A baseline study was conducted in March 2018 in three blocks of Gadchiroli—Bhamragad, Etapalli and Kurkheda—to assess the status of anaemia among women (15-45 years) and children under five years, and understand the level of interest among fair-price shop owners in fortified rice, since they would be responsible for the distribution. The baseline survey found mild anaemia in 30% of adolescent girls in Kurkheda and Bhamragad, and 43% in Etapalli. There were high ratios of sickle cell anaemia among pregnant and lactating mothers in all three blocks . Over 60% of adolescent girls were nutritionally weak, according to their Body Mass Index (BMI) status.
The study then picked out the Kurkheda and Bhamragad blocks for the programme. There were preliminary assessments of four rice plants to understand if these were capable of conducting the blending process to produce 65,851.92 quintals for the two blocks, to benefit a population of 189,972.

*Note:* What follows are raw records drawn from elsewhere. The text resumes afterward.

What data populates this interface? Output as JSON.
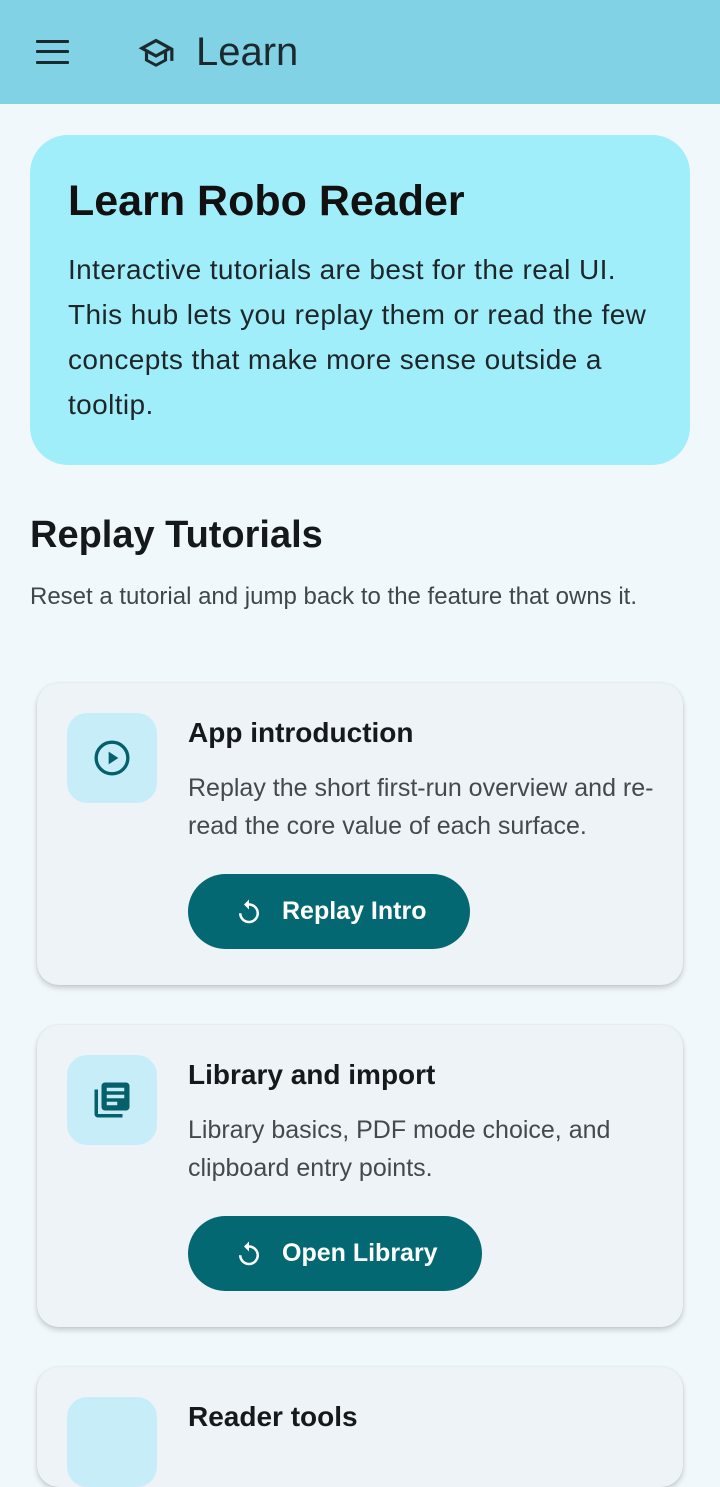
{
  "appbar": {
    "menu_icon": "hamburger-menu-icon",
    "app_icon": "graduation-cap-icon",
    "title": "Learn"
  },
  "hero": {
    "title": "Learn Robo Reader",
    "description": "Interactive tutorials are best for the real UI. This hub lets you replay them or read the few concepts that make more sense outside a tooltip."
  },
  "section": {
    "title": "Replay Tutorials",
    "subtitle": "Reset a tutorial and jump back to the feature that owns it."
  },
  "cards": [
    {
      "icon": "play-circle-icon",
      "title": "App introduction",
      "description": "Replay the short first-run overview and re-read the core value of each surface.",
      "button_icon": "replay-icon",
      "button_label": "Replay Intro"
    },
    {
      "icon": "library-books-icon",
      "title": "Library and import",
      "description": "Library basics, PDF mode choice, and clipboard entry points.",
      "button_icon": "replay-icon",
      "button_label": "Open Library"
    },
    {
      "icon": "reader-icon",
      "title": "Reader tools",
      "description": "",
      "button_label": ""
    }
  ],
  "colors": {
    "appbar": "#80d2e4",
    "hero": "#a1eefb",
    "button": "#036872",
    "icon_tile": "#c7eef8",
    "icon_stroke": "#05606b"
  }
}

“The state food and civil supplies department too wanted to evaluate the complete pilot project to understand the point of efficacy in reducing anaemia. It was of paramount importance for us that hygiene is maintained, quality standards are high and there is continuous testing being done at various levels," D’Souza says.
“Fortified rice is a tried and tested formula. In 2012, the first project was undertaken in the Dhenkanal district in Odisha as part of the midday meal scheme. That is also a tribal block, and, after 18-24 months, they found there was a reduction of anaemia by 0.4%. It is now a published case study in the World Food Programme. We simply wanted to extend it through the public distribution system so that the beneficiaries were extended to an entire household rather than just children," D’Souza adds.
When the rice was introduced in the Kurkheda and Bhamragad blocks in January, its appearance led to resistance. Some tried to burn the FRKs; others put them in water to see if they would dissolve.
“Though we did involve all the stakeholders, which includes our staff, rice millers, shopkeepers and the beneficiaries, there were still issues about the colour; a few complained about the taste after cooking as well," says Mahesh Pathak, principal secretary, food and civil supplies and consumer protection, Maharashtra government.
As a result, they had to put up banners to create awareness about the project and then ask journalists and self-help groups to conduct workshops and camps for locals. The rice was even cooked and served in the form of masala rice and kheer. Over time, confidence built up.
“We had doubts over the quality of rice initially, but after learning about it at the workshops, we are more clear on the intention of the programme," says Ranju Naita, a resident of Fari village in Kurkheda.
The project was evaluated by the government’s policy think tank, NITI Aayog, and published as a successful health innovation pilot in March.
A scale-up plan for all 12 blocks in Gadchiroli will be executed by the state government, Tata Trusts and Bharat Petroleum Corporation Ltd. It’s also being introduced in other states.
“We made a presentation to NITI Aayog in the conference of the secretaries of food and civil supplies in January. It is now being scaled up to 15 districts across 15 states. All the misgivings were removed after realizing the speed at which it can be done and the cost-effective implementation," Pathak says.
They are also now undertaking a survey to understand the impact of the programme on health and better understand attitudes towards the use of fortified rice.
“Community mobilization was an important aspect of the pilot. At the end of it, we have to keep in mind that we are doing this for the beneficiaries," D’Souza says.
Shail Desai is a Mumbai-based writer.